Clone or download the PhotoZ repository:

git clone https://github.com/xavierjimenezp/shapepipe_photoz/

Download catalogs.zip and unzip

unzip catalogs.zip

Create a new conda environment:

conda env create -f environment_photoz.yml

(Additional information relative to conda environments: click here)

Activate the environment:

source activate photoz or conda activate photoz

Code is ready to run !

Quickstart

Tutorial to run a simple example.

Preprocessing

The following commands takes the ShapePipe output tile catalogs in candide /n17data/ directory and preprocess it into a .csv catalog. Redshift distribution plots are also generated and can be found in 'output/ps3pi_cfis/[output_name]/figures/'.

Note: CFIS data is not public, please put your ShapePipe output catalog into 'example/ps3pi_cfis/tile/' if you don't have access to candide and change params_ps3pi_cfis.py config file.

python photoz.py --survey ps3pi_cfis --clean True --input params_ps3pi_cfis

python photoz.py --survey ps3pi_cfis --make True --input params_ps3pi_cfis

python photoz.py --survey ps3pi_cfis --join True --input params_ps3pi_cfis

python photoz.py --survey ps3pi_cfis --generate_plots True --input params_ps3pi_cfis

Machine learning algorithms

The following command runs the random forest (RF) algorithm with default hyperparameters through the catalogs/MediumDeep_CFHT_CFIS_R_matched_catalog_2.csv catalog using the example/params_ps3pi_cfis.py config file. It hen optimizes the RF hyperparameters using HyperOpt with a pre-defined parameter grid.

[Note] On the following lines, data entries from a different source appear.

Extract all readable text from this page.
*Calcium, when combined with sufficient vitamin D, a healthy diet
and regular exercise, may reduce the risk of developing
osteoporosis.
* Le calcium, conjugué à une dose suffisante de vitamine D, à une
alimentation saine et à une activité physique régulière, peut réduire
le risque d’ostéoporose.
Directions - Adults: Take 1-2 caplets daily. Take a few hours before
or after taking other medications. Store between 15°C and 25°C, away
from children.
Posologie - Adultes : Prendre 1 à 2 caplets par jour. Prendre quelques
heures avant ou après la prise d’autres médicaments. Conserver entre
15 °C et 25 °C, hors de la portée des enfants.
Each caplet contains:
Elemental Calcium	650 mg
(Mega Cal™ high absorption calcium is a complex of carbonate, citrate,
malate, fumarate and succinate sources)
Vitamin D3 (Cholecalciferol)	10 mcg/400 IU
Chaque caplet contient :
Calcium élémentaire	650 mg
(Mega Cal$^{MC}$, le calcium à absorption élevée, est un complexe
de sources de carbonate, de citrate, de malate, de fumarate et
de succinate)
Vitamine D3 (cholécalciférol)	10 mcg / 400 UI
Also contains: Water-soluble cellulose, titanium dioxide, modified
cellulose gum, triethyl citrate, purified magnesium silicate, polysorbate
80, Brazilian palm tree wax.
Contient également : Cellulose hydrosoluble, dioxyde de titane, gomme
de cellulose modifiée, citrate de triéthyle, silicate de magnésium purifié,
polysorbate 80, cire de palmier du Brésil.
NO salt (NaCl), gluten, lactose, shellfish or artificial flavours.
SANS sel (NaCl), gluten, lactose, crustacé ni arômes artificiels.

python photoz.py --survey ps3pi_cfis --learning True --preprocess drop --algorithm RF --optimize HyperOpt --input params_ps3pi_cfis

Output files are saved in output/ps3pi_cfis/[outpu_name]/[figures, files] directories. See Usage for more details.

Machine learning algorithms

PhotoZ combines state of the art machine learning algorithms and implements the most used Python libraries: Scikit-Learn, TensorFlow, Keras,XGBoost, LightGBM, HyperOpt, etc.

Terminology

  • RF: random forest.
  • ANN: artificial neural network.
  • XGB: XGBoost.
  • LGB: LightGBM
  • SVR: support vector regression.
  • KRR: kernel ridge regression
  • GBR: gradient boosting regression.
  • LASSO: least absolute shrinkage and selection operator.
  • ENET: elastic net regularization.
  • MLM: machine-learning method, may refer to ANN, RF or any other machine learning algorithm.
  • spec-z: spectroscopic redshift (the true redshift or the target of the regression).
  • photo-z: the derived redshift value from an MLM estimator.

Usage

The following section presents the different parameters that need to be filled in params.py as well as the different arguments that can be used in order to preprocess ShapePipe's individual tile catalogs from module paste_cat_runner and run the machine learning algorithm on those catalogs.

Parameters

Input parameters are found in params.py. The following parameters are required for any process.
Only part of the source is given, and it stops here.